一個故事,一段意外的評語,卻在藍衣人心中蕩起漣漪。

若真愛了,還怕鵲橋中裂?墜天又如何?天地不容又奈我何?

只是,都是俗人,要的就是朝朝暮暮——執子之手,相攜以老。而這往往連神仙也嫉妒……

緊随幾日,席鏡沒有再講故事。實在不知道韓天又會有什麽驚人看法,而琉璃在那晚聽過那二人的對話後也沒有纏着席鏡講故事。日子有時過的很慢,有時又匆匆溜走。不知不覺,洛昌到了。

洛昌——梵羅海周圍最大的城鎮,諸葛王朝著名的漁港。

海風略帶着鹹味,如誰哭泣的眼淚。

“到這裏便散了吧!”席鏡似乎沒有留戀。

“這麽快就到你親戚家了嗎?”韓天問道。

“恩!”微微點頭。

在古代女子一路與男子同行已是不妥,相信韓天也知曉這一道理,更何況對方已到家。

“那麽告辭了。相信有緣終會見!”席鏡說着,便拉着琉璃離去。

“我相信我們的緣分不會那麽淺!”身後某人笑說着,只是風過,吹散了話語,腳步匆忙的藍衣人沒有聽見。

和韓天分別後,由于少了個有趣的人兒,琉璃悶了半天。不過,很快她的注意力便被漂亮的貝殼吸引了。真的是小孩子,一切的情緒來的快去的也快。

快到晌午,席鏡帶找到客棧。

“席姑娘,好久不見了!”

一個溫和的聲音從身後想起。一身錦衣,手持折扇,非福既貴。

好面熟,可一時間想不起來。

錦衣男子見對面藍衣人不講話,打趣道:“席鏡是貴人多忘事啊!”

“你是?”很熟悉,但是卻怎麽也想不起了。又不可能告訴他自己丢了回憶吧。

“韓問軒!”男子幹脆自報姓名。

“哦!”她記起來了,雖然不是很完整,但是在盤龍山莊的樹林見過他,“你怎麽在這裏?”

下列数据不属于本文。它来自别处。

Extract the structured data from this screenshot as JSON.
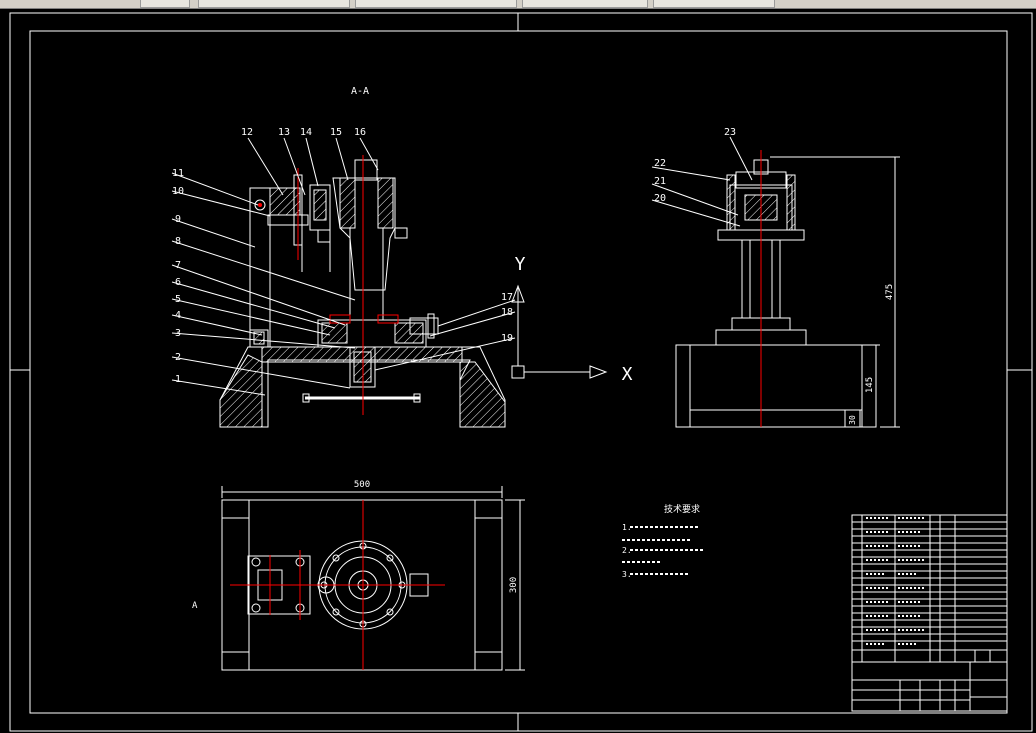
{
  "colors": {
    "background": "#000000",
    "line": "#ffffff",
    "centerline": "#ff0000",
    "toolbar": "#d4d0c8"
  },
  "section_label": "A-A",
  "view_label_bottom": "A",
  "axes": {
    "y": "Y",
    "x": "X"
  },
  "balloons": [
    "1",
    "2",
    "3",
    "4",
    "5",
    "6",
    "7",
    "8",
    "9",
    "10",
    "11",
    "12",
    "13",
    "14",
    "15",
    "16",
    "17",
    "18",
    "19",
    "20",
    "21",
    "22",
    "23"
  ],
  "dimensions": {
    "width_500": "500",
    "height_300": "300",
    "height_475": "475",
    "height_145": "145",
    "base_30": "30"
  },
  "notes_title": "技术要求",
  "notes": [
    "1.",
    "2.",
    "3."
  ]
}
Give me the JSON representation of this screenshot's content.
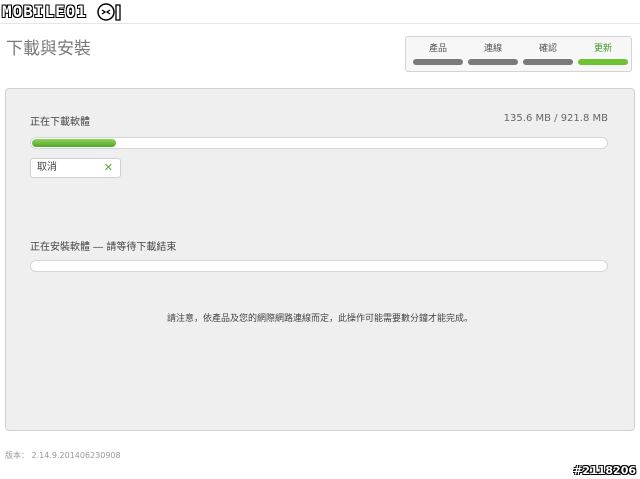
{
  "logo": {
    "text": "MOBILE01"
  },
  "header": {
    "title": "下載與安裝"
  },
  "steps": [
    {
      "label": "產品",
      "active": false
    },
    {
      "label": "連線",
      "active": false
    },
    {
      "label": "確認",
      "active": false
    },
    {
      "label": "更新",
      "active": true
    }
  ],
  "download": {
    "label": "正在下載軟體",
    "size_text": "135.6 MB / 921.8 MB",
    "progress_fraction": 0.147,
    "cancel_label": "取消",
    "cancel_icon": "close-icon"
  },
  "install": {
    "label": "正在安裝軟體 ― 請等待下載結束",
    "progress_fraction": 0.0
  },
  "note": "請注意，依產品及您的網際網路連線而定，此操作可能需要數分鐘才能完成。",
  "footer": {
    "version": "版本： 2.14.9.201406230908"
  },
  "watermark": "#2118206",
  "colors": {
    "accent": "#6ec234",
    "inactive_step": "#7a7a7a"
  }
}
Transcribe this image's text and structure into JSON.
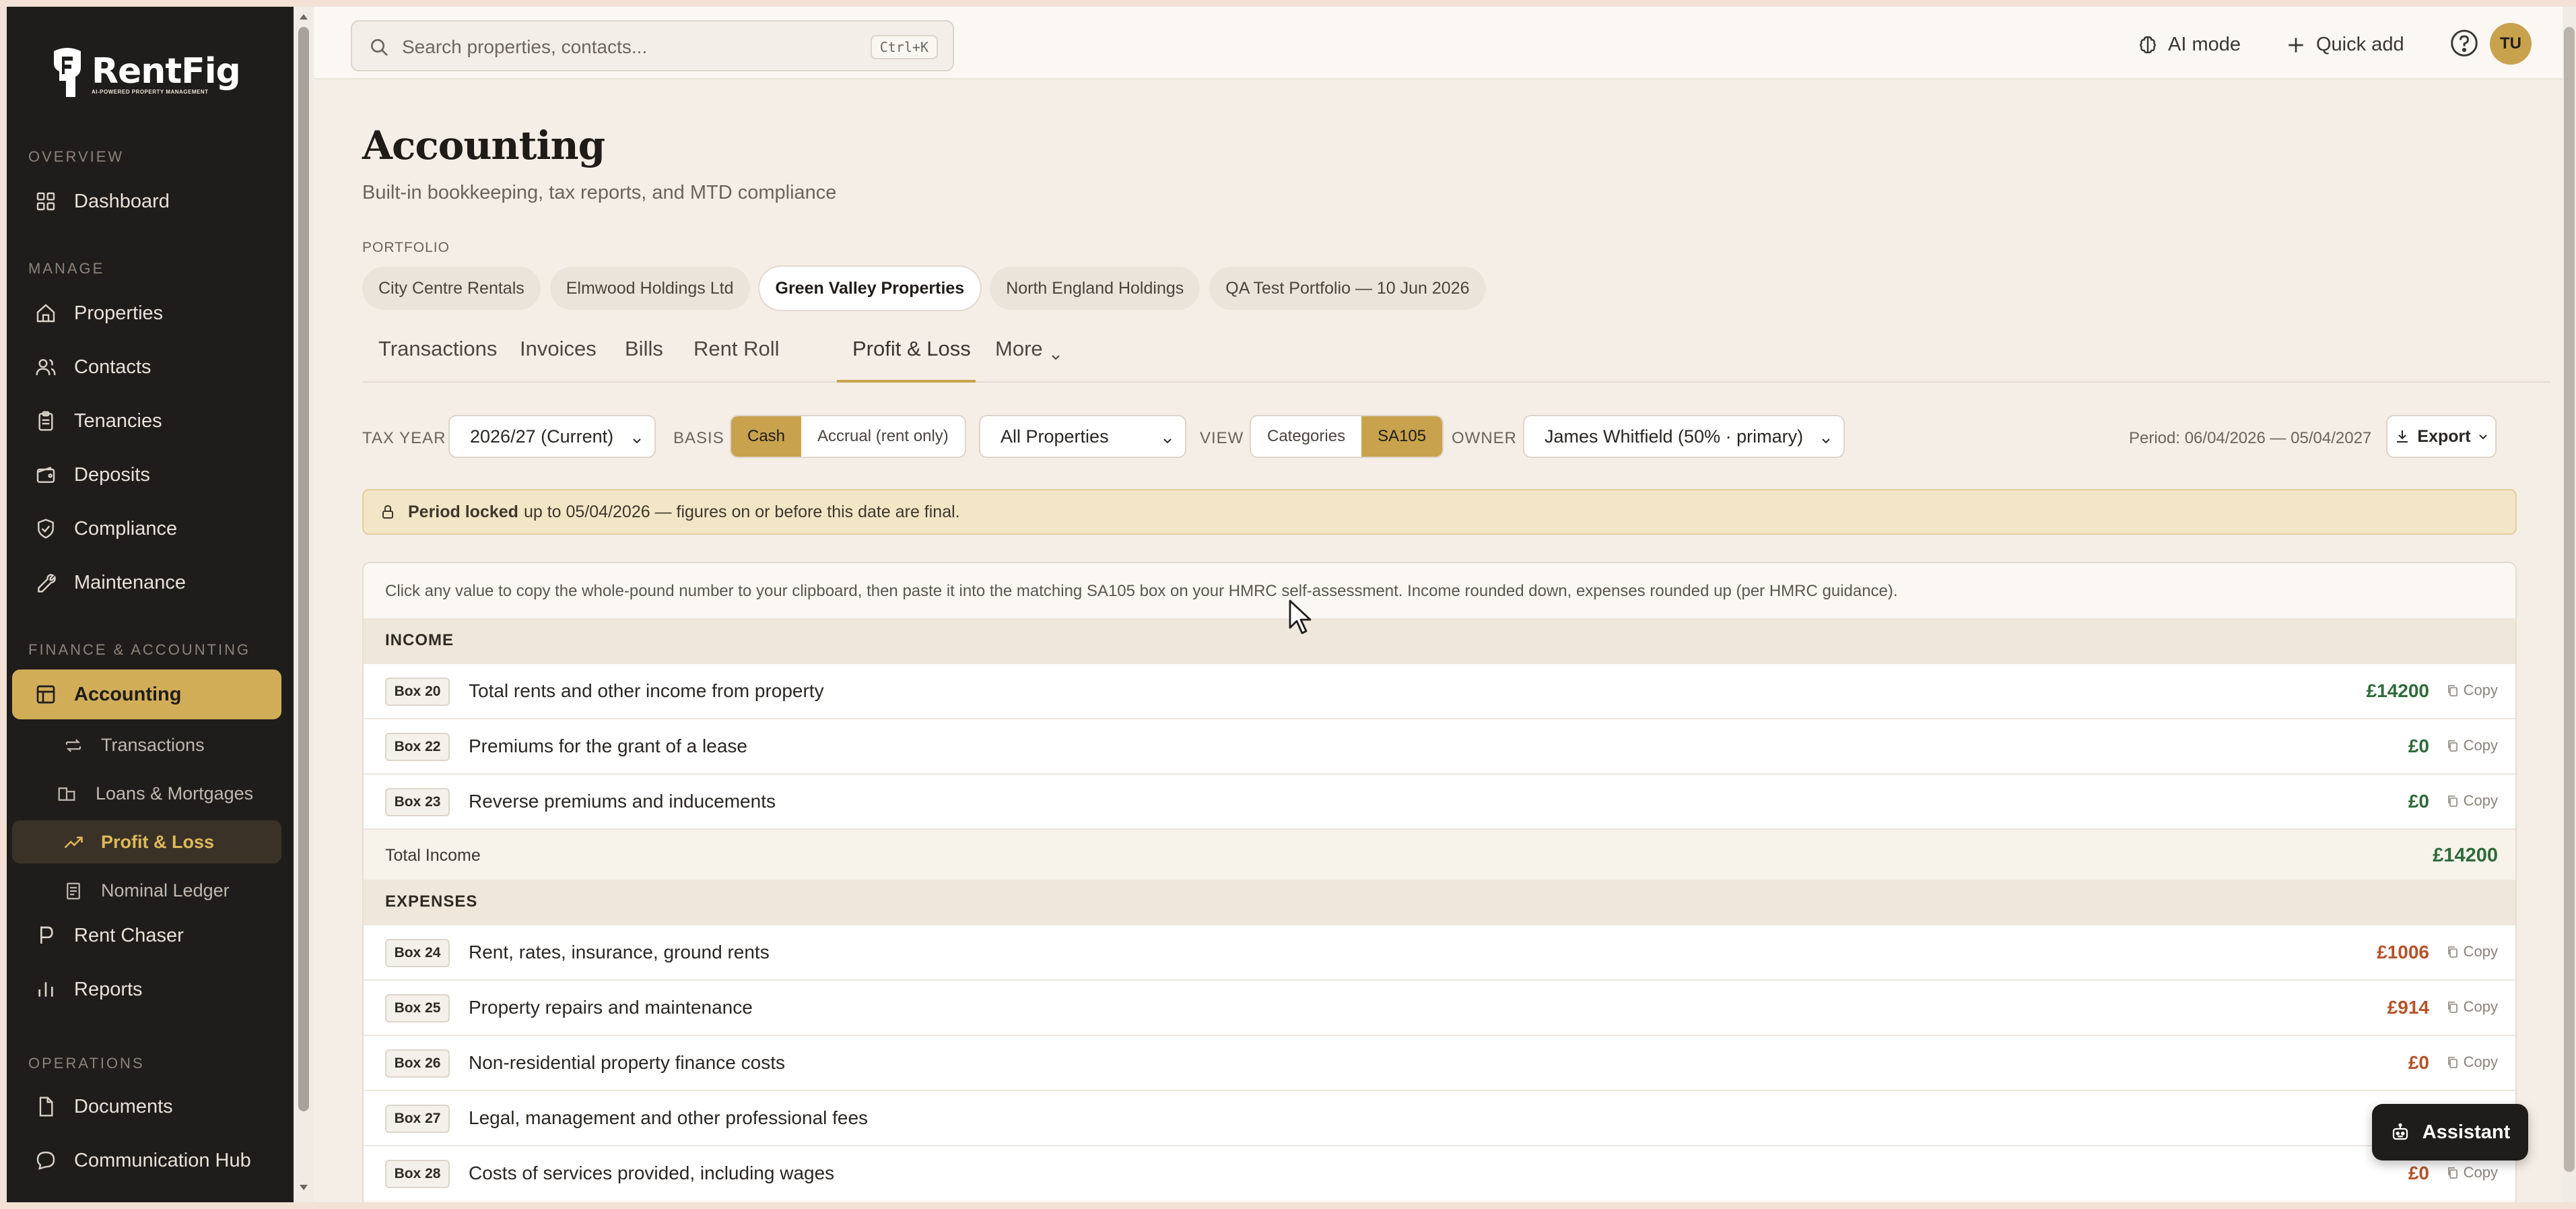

“洛昌的海景很是美麗,慕名而來!”注意到琉璃,“席姑娘,這位是?”

“我妹妹,”說着,拉着琉璃往裏走“既然韓公子要去賞景,那我就不打擾了。”

回到房間

“琉璃,想說什麽就說吧!”看着琉璃幾次話到嘴邊又咽回去了。

“那個,那個大哥哥就是遇見山賊的那天晚上藏在樹上的人。”

“啊?”席鏡對韓問軒印象不深,确切的說,她對每個人的影象都不太深。

“他和那天藏在樹上的人的味道是一樣的。”琉璃聳聳鼻子。

這就解釋了那群黑衣人放過席鏡的原因。那麽韓問軒同朝廷的關系?想了半天也理不出一個所以然,幹脆放棄。既然對方沒有要傷害自己的意思那就是暫時的朋友,無須去找不必要的煩惱!

怎麽了?”到了與葉銘約定的海邊,舞月問道。

“那家夥應該在席鏡身邊!”韓問軒覺得頭疼,自己好不容易找到這來,那人莫不是又溜了吧。

一聽這話,舞月亦明白韓問軒所指何人。

“那位大人一向神龍見尾不見首,您不是已經習慣了嗎!”安慰着。所以說,習慣是可怕的!

“真不知道他到底在想什麽?還化名為韓天!”

所謂聖意難測便是如此,即便與他是一母同胞,也猜不透他的想法。前幾日得知,他們遭遇到殺手,吓的自己出了一身冷汗。其實想想完全是白擔心,那家夥整一只精明的千年狐貍,怎麽會讓自己少根毫毛!

“算了,管他到底去哪了!”韓問軒終于暫時想開了點。